= Paul Violi =

American poet

Paul Randolph Violi (July 20, 1944 – April 2, 2011) was an American poet born in Brooklyn, New York. He is the author of eleven books of poetry, including Splurge, Fracas, The Curious Builder, Likewise, and most recently Overnight. Violi was managing editor of The Architectural Forum from 1972–1974, worked on free-lance projects at Universal Limited Art Editions and as chairman of the Associate Council Poetry Committee, he organized a series of readings at the Museum of Modern Art from 1974 to 1983. He also co-founded Swollen Magpie Press, which produced poetry chapbooks, anthologies, and a magazine called New York Times. His art book collaborations with Dale Devereux Barker, most recently Envoy; Life is Completely Interesting, have been acquired by major collections.
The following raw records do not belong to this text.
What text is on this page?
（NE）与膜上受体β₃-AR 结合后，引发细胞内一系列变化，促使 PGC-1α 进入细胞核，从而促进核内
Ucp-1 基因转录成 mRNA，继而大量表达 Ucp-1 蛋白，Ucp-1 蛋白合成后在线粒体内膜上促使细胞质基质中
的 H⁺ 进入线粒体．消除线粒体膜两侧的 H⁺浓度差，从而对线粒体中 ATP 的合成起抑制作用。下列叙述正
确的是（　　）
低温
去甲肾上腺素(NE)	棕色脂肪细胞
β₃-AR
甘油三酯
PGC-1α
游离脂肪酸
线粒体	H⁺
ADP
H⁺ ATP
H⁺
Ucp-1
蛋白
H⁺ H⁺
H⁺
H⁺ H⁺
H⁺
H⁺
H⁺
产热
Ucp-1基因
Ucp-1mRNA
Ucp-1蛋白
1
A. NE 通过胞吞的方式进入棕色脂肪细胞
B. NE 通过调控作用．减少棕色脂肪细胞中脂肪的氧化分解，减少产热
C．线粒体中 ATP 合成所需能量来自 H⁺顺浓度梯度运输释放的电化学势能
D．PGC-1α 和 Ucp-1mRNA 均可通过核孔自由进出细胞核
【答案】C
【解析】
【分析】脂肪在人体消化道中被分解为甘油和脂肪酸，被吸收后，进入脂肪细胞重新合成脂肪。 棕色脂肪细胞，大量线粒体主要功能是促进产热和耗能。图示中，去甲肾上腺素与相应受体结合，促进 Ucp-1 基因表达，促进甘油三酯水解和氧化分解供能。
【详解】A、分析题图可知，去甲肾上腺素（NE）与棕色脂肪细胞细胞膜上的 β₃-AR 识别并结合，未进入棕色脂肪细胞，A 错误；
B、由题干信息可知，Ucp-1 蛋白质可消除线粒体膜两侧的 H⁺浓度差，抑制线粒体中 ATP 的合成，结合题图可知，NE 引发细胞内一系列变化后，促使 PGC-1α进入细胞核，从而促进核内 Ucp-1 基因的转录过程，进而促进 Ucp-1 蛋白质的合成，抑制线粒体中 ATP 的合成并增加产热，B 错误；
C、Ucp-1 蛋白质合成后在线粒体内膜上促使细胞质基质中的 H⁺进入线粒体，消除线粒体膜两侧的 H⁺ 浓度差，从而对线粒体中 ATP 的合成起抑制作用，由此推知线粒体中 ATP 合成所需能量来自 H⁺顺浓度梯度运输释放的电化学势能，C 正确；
The expanded text of their first collaboration, Selected Accidents, Pointless Anecdotes, a collection of non-fiction prose, was published by Hanging Loose Press in 2002.

Awarded two poetry fellowships from the National Endowment for the Arts, Violi also received The John Ciardi Lifetime Achievement Award in Poetry, the American Academy of Arts and Letters Morton Dauwen Zabel Award, the Foundation for Contemporary Arts Grants to Artists award (1999), and awards from The Fund for Poetry, The New York Foundation for the Arts, The Ingram Merrill Foundation, and New York Creative Artists Public Service Fund. Violi died in Cortlandt Manor, New York in 2011 from cancer.

At the time of his death, he was teaching in the Department of English and Comparative Literature at Columbia University and in the graduate writing program at the New School University.

==Selected bibliography==
- Selected Poems 1970-2007, Gingko Press, Berkeley, Ca. 2014.
- Overnight, Hanging Loose Press, N.Y., N.Y. 2007.
- Breakers: Selected Longer Poems, Coffee House Press, Minneapolis, MN . 2000.
- Fracas, Hanging Loose Press, N.Y., N.Y. 1998.
- The Curious Builder, Hanging Loose Press, N.Y., N.Y. 1993.
- Likewise, Hanging Loose Press, N.Y., N.Y. 1988.
- Splurge, Sun Press, N.Y., N.Y. 1982.
- In Baltic Circles, Kulchur Foundation Press, N.Y., N.Y. 1973.